Microorganisms are found almost everywhere on earth and have adapted to a wide variety of environmental conditions and are highly diverse. Even strains within a species may exhibit different properties. Our objectives is to exploit this diversity for biological control. Through decades of own collecting activities or by exchange with research partners, the institute has a very extensive collection of microbial antagonists of pathogens and pests of crops. This collection is inventoried using light and electron microscopy as well as modern molecular methods and can thus be used to control harmful plant pests and pathogens. The identification and evaluation of these genetic resources has a central role in meeting future challenges of sustainable plant protection.

Ecosystem services from natural beneficial insects

Naturally occurring beneficial insects can be boosted by appropriate habitat management in agroecosystems, which provide all resources to promote their survival and reproduction. The focus of our research is primarily on hoverflies and parasitoid wasps. We are monitoring the abundance and species diversity of these beneficial insects, investigate their fitness levels and the suitability of certain renewable raw material plants as alternative food resources. For example, we explore the effects of undersown crops as a habitat and flowering plants as sources of nectar and pollen for beneficial insects and how such measures can be integrated into cultivation practice.

Harmful effects of land management can put species richness and abundance of natural enemies at risk, jeopardizing their regulatory ecosystem services. Negative as well as positive changes in the populations of beneficial insects as a consequence of land use need to be recorded in due time. To achieve this, we develop methods for a permanent monitoring in agricultural landscapes based on insect-friendly, minimally invasive survey methods.

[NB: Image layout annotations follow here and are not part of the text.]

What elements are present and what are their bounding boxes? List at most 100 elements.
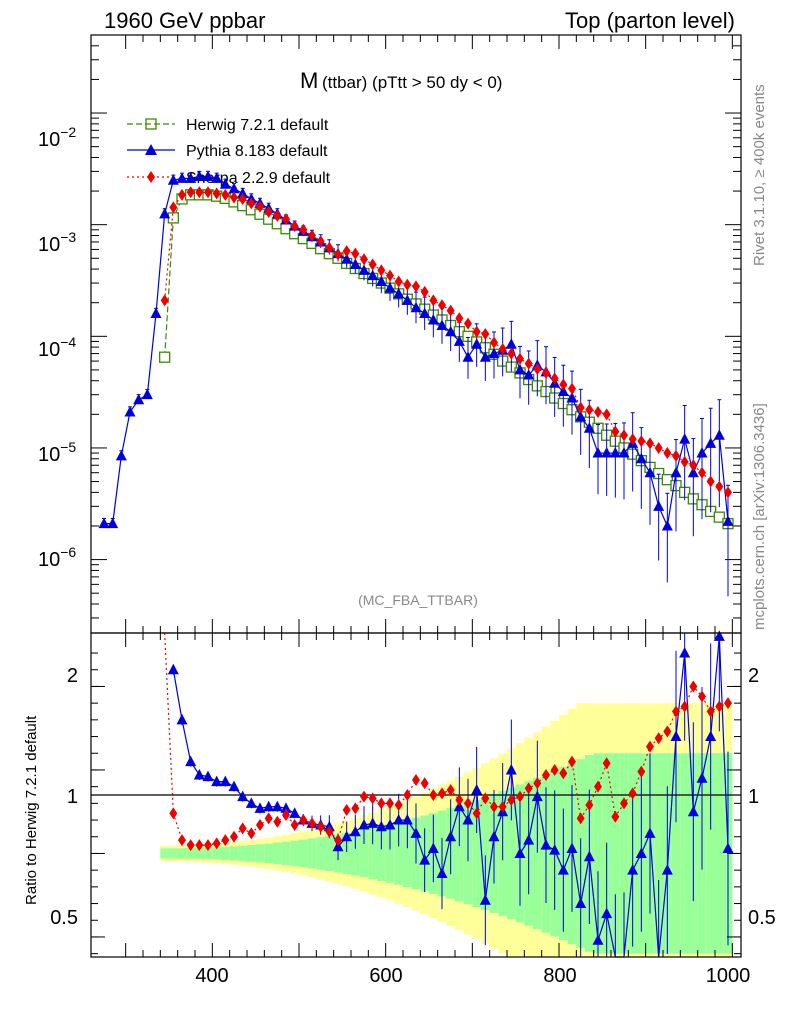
point-pythia xyxy=(124,405,136,417)
point-sherpa xyxy=(646,437,654,450)
point-sherpa xyxy=(212,187,221,200)
ratio-point-pythia xyxy=(358,819,370,830)
point-pythia xyxy=(436,319,448,330)
ratio-point-sherpa xyxy=(533,777,542,790)
ratio-band-green xyxy=(611,753,620,954)
point-sherpa xyxy=(611,425,620,438)
ratio-point-sherpa xyxy=(568,755,576,768)
ratio-point-sherpa xyxy=(299,814,308,827)
ratio-point-pythia xyxy=(341,830,353,842)
point-pythia xyxy=(384,282,396,293)
ratio-point-pythia xyxy=(644,827,656,838)
ratio-band-green xyxy=(212,847,221,860)
point-sherpa xyxy=(628,433,637,446)
point-sherpa xyxy=(576,401,585,414)
point-pythia xyxy=(609,447,621,458)
ratio-band-green xyxy=(715,753,724,954)
point-sherpa xyxy=(299,223,308,236)
ratio-point-sherpa xyxy=(464,797,472,810)
ratio-point-pythia xyxy=(670,730,682,742)
plot-title-main: M xyxy=(300,68,318,93)
ratio-point-pythia xyxy=(583,850,595,862)
xtick-800: 800 xyxy=(543,965,576,987)
ratio-point-pythia xyxy=(271,800,283,812)
ratio-point-sherpa xyxy=(550,763,559,776)
ratio-point-sherpa xyxy=(308,817,316,830)
point-sherpa xyxy=(698,466,706,479)
header-energy: 1960 GeV ppbar xyxy=(104,8,265,33)
point-sherpa xyxy=(247,197,256,210)
xtick-400: 400 xyxy=(195,965,228,987)
point-sherpa xyxy=(464,317,472,330)
legend-entry-herwig: Herwig 7.2.1 default xyxy=(127,117,329,134)
ratio-band-green xyxy=(403,819,412,887)
legend-entry-pythia: Pythia 8.183 default xyxy=(127,143,328,160)
ratio-point-sherpa xyxy=(706,705,715,718)
point-pythia xyxy=(705,437,717,448)
point-pythia xyxy=(462,351,474,362)
point-pythia xyxy=(566,392,578,403)
ratio-point-sherpa xyxy=(576,812,585,825)
point-sherpa xyxy=(342,245,351,258)
point-pythia xyxy=(453,335,465,346)
ratio-band-green xyxy=(203,847,213,860)
ratio-point-sherpa xyxy=(490,800,498,813)
series-line-sherpa xyxy=(164,191,729,493)
ratio-point-sherpa xyxy=(342,804,351,817)
point-sherpa xyxy=(446,304,455,317)
series-line-pythia xyxy=(104,175,729,529)
ratio-band-green xyxy=(221,846,230,861)
point-pythia xyxy=(219,178,231,189)
ratio-panel-series xyxy=(164,630,734,958)
ratio-band-green xyxy=(680,753,689,954)
ratio-point-sherpa xyxy=(412,773,420,786)
legend-marker-herwig xyxy=(145,118,157,130)
ratio-point-pythia xyxy=(471,783,483,795)
point-pythia xyxy=(592,447,604,458)
point-sherpa xyxy=(524,357,533,370)
ratio-band-green xyxy=(377,826,386,881)
ratio-point-sherpa xyxy=(230,830,238,843)
ratio-point-pythia xyxy=(419,854,431,865)
ratio-point-pythia xyxy=(713,630,725,641)
point-pythia xyxy=(679,433,691,444)
header-process: Top (parton level) xyxy=(565,8,735,33)
ratio-ytick-05-left: 0.5 xyxy=(50,907,78,929)
point-pythia xyxy=(618,447,630,458)
ratio-point-pythia xyxy=(575,897,587,909)
point-pythia xyxy=(635,452,647,464)
ratio-point-sherpa xyxy=(282,809,290,822)
ratio-band-green xyxy=(671,753,681,954)
point-pythia xyxy=(211,172,223,183)
ratio-point-pythia xyxy=(401,814,413,825)
ratio-panel-axes xyxy=(91,633,741,957)
xtick-labels: 400 600 800 1000 xyxy=(195,965,750,987)
ratio-point-sherpa xyxy=(386,797,394,810)
ratio-point-sherpa xyxy=(247,827,256,840)
point-pythia xyxy=(479,351,491,362)
ratio-point-pythia xyxy=(479,894,491,905)
ratio-band-green xyxy=(342,832,351,875)
ratio-point-pythia xyxy=(367,817,379,828)
ratio-band-green xyxy=(654,753,663,954)
ratio-point-sherpa xyxy=(212,837,221,850)
point-pythia xyxy=(601,447,613,458)
point-pythia xyxy=(575,410,587,422)
ratio-point-pythia xyxy=(185,755,197,767)
ratio-point-pythia xyxy=(540,839,552,850)
point-sherpa xyxy=(351,247,360,260)
ratio-point-sherpa xyxy=(368,792,377,805)
point-pythia xyxy=(375,275,387,286)
ratio-band-green xyxy=(619,753,629,954)
point-pythia xyxy=(185,172,197,183)
ratio-band-green xyxy=(264,843,273,864)
ratio-point-pythia xyxy=(627,864,639,875)
ratio-point-pythia xyxy=(592,934,604,945)
ratio-band-green xyxy=(229,846,239,861)
ratio-point-pythia xyxy=(505,763,517,775)
ratio-point-sherpa xyxy=(698,690,706,703)
point-pythia xyxy=(150,307,162,319)
ratio-ytick-1-left: 1 xyxy=(67,786,78,808)
point-sherpa xyxy=(186,186,195,199)
ratio-point-pythia xyxy=(462,814,474,825)
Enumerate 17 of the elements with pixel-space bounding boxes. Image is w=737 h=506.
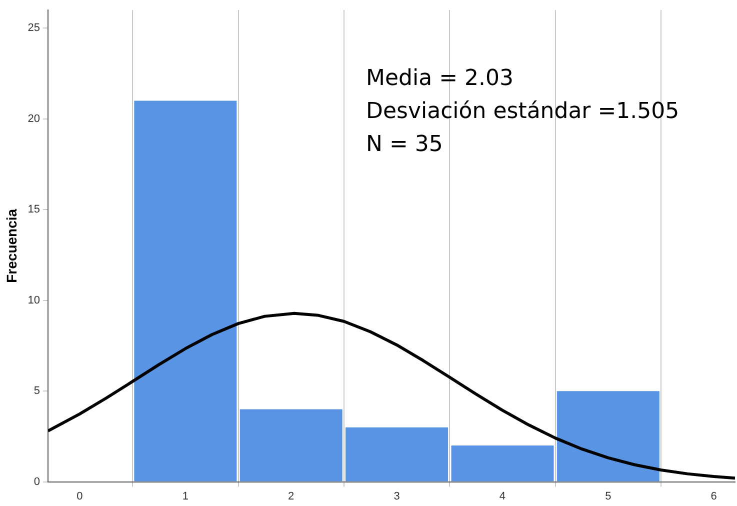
x-tick-label: 2 — [288, 490, 294, 502]
y-tick-label: 0 — [34, 476, 40, 488]
y-tick-label: 20 — [28, 112, 40, 125]
y-tick-label: 15 — [28, 204, 40, 216]
x-tick-label: 0 — [76, 490, 83, 502]
annotation: Desviación estándar =1.505 — [366, 99, 680, 124]
annotation: N = 35 — [366, 132, 443, 157]
y-axis-title: Frecuencia — [3, 208, 20, 283]
y-tick-label: 10 — [28, 294, 40, 306]
x-tick-label: 4 — [499, 490, 506, 502]
y-tick-label: 25 — [28, 22, 40, 34]
x-tick-label: 6 — [710, 490, 717, 502]
y-tick-label: 5 — [34, 385, 40, 398]
x-tick-label: 5 — [605, 490, 612, 502]
annotation: Media = 2.03 — [366, 66, 514, 91]
x-tick-label: 1 — [182, 490, 188, 502]
x-tick-label: 3 — [394, 490, 400, 502]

Novel systems of land use, such as agrivoltaics, also pose new challenges and provide new opportunities for the preservation of functional biodiversity. Considering existing or future bans of the use of chemical-synthetic pesticides, the ecosystem services of beneficial insects, especially in field crops, will become even more important. We are elaborating tailored measures for an ecological enhancement of these crop systems that meet the needs of beneficial insects and maintain their populations.